On September 2, 1997, Singer said that "The possibility that global temperatures could rise because of an increase in carbon dioxide in the atmosphere is a concern that needs to be monitored...But there has been no indication in the last century that we've seen anything other than natural climate fluctuations. Both greenhouse theory and computer models predict that global warming should be more rapid in the polar regions than anywhere else," he says, "but in July the Antarctic experienced the coldest weather on record."

SEPP was the author of the Leipzig Declaration, which was based on the conclusions drawn from a November 1995 conference in Leipzig, Germany, which SEPP organized with the European Academy for Environmental Affairs.

==NIPCC==
In 2008, The Science and Environmental Policy Project completed the organization of the Nongovernmental International Panel on Climate Change (NIPCC) as the culmination of a process that began in 2003. The NIPCC calls itself "an international coalition of scientists convened to provide an independent examination of the evidence available on the causes and consequences of climate change in the published, peer-reviewed literature – examined without bias and selectivity."

The 2008 NIPCC document titled Nature, Not Human Activity Rules the Climate: Summary for Policymakers of the Report of the Nongovernmental International Panel of Climate Change, published by The Heartland Institute, was released in February–March 2008. Singer served as General Editor and also holds the copyright.

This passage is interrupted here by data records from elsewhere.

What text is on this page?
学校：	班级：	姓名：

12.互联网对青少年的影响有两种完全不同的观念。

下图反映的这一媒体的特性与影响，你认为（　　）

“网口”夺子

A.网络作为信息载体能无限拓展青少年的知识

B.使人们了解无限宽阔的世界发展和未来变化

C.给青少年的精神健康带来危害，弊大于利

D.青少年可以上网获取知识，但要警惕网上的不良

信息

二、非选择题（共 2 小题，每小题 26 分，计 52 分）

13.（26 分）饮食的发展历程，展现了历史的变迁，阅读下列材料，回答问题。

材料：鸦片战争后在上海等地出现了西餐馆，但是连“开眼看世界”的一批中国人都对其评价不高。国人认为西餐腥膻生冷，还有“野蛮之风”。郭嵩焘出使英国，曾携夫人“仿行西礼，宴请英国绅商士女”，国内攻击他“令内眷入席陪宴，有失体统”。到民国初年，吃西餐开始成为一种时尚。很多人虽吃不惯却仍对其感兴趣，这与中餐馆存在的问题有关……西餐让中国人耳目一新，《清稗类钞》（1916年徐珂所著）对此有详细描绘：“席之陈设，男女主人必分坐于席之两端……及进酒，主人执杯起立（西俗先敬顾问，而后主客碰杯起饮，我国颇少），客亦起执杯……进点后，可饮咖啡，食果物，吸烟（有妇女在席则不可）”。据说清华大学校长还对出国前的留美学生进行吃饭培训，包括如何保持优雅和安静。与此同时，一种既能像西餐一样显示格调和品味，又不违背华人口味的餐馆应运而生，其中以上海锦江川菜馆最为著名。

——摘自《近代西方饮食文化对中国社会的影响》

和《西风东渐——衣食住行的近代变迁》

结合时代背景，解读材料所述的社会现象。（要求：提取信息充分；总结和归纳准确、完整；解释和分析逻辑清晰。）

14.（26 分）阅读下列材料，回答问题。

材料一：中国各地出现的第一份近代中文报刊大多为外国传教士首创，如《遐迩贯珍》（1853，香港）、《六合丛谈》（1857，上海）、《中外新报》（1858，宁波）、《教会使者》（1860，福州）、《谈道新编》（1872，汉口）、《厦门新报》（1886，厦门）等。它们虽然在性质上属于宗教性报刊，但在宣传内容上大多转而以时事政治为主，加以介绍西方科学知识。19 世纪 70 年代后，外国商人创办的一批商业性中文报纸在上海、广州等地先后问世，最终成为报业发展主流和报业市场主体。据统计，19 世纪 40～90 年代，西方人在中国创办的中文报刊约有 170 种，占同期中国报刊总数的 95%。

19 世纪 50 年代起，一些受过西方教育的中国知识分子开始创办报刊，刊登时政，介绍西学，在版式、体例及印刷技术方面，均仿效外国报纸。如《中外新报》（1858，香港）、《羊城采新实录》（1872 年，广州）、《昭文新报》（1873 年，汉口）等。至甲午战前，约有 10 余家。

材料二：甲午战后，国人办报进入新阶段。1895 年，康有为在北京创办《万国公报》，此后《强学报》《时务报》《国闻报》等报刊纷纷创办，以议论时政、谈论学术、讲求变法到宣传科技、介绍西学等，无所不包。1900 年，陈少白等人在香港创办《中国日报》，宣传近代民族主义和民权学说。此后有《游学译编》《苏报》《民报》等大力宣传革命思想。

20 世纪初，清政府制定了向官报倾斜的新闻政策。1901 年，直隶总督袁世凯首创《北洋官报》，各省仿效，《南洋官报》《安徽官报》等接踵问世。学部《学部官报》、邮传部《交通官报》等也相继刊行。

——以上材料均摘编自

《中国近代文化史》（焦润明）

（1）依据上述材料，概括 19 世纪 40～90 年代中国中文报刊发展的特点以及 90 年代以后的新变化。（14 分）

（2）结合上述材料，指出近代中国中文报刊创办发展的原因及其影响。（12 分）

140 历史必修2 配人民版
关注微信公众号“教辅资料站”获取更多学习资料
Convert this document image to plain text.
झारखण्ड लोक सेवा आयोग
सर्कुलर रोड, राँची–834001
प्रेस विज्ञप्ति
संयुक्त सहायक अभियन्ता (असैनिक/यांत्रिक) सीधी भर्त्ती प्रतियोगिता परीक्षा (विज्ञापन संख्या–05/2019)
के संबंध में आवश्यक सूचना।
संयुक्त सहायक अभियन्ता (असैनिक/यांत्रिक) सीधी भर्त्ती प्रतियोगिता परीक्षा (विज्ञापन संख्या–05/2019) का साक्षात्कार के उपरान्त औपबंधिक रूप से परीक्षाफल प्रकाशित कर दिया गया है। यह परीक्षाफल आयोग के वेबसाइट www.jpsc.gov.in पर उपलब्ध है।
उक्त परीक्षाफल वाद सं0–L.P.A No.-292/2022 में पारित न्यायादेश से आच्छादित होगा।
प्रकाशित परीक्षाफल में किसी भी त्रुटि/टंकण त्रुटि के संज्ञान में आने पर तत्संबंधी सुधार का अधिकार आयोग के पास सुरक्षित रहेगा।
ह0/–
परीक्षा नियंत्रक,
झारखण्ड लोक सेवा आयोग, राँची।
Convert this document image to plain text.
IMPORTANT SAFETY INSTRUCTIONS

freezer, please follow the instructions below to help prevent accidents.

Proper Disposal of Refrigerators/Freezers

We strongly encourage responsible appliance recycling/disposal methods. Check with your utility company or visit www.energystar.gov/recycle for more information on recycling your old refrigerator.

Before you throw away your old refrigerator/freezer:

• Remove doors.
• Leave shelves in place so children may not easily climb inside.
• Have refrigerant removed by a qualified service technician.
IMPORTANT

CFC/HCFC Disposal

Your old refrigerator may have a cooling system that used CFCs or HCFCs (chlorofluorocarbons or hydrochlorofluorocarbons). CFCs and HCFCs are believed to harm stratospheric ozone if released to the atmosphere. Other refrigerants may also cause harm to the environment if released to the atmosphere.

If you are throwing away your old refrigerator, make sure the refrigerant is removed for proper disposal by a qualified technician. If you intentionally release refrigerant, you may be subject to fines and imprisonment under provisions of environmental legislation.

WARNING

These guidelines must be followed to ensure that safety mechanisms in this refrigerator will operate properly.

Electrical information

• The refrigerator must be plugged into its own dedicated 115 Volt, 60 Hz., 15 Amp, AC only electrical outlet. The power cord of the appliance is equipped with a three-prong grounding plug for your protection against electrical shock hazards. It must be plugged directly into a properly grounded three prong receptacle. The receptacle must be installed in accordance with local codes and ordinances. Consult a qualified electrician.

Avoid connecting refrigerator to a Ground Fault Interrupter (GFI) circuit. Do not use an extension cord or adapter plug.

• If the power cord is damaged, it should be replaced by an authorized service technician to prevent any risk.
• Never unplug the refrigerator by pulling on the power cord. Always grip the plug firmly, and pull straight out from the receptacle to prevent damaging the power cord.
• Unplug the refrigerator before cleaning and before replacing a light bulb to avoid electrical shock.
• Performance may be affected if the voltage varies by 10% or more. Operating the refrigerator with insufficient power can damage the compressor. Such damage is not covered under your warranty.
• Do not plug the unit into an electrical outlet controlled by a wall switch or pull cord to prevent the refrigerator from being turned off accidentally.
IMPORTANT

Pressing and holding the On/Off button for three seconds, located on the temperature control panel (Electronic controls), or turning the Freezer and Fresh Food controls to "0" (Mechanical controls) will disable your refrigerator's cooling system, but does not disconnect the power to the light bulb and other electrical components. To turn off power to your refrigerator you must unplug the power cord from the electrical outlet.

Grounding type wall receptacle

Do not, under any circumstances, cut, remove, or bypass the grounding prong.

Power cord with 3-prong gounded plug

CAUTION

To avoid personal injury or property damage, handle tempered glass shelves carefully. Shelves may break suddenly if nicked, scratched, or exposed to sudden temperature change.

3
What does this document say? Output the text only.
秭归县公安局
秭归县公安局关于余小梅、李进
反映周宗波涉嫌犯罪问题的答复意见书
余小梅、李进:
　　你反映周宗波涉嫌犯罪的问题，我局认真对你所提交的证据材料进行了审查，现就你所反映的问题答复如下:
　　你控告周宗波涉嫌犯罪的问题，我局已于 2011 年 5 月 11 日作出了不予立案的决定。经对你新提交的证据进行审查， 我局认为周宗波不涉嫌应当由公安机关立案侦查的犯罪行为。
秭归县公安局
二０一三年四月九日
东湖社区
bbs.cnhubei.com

Unnamed climate scientists from NASA, Stanford University and Princeton who were contacted by ABC News dismissed the same report as "fabricated nonsense.". In response, Singer objected to the ABC News piece, calling it "an appalling display of bias, unfairness, journalistic misbehavior, and a breakdown of ethical standards" which used "prejudicial language, distorted facts, libelous insinuations, and anonymous smears."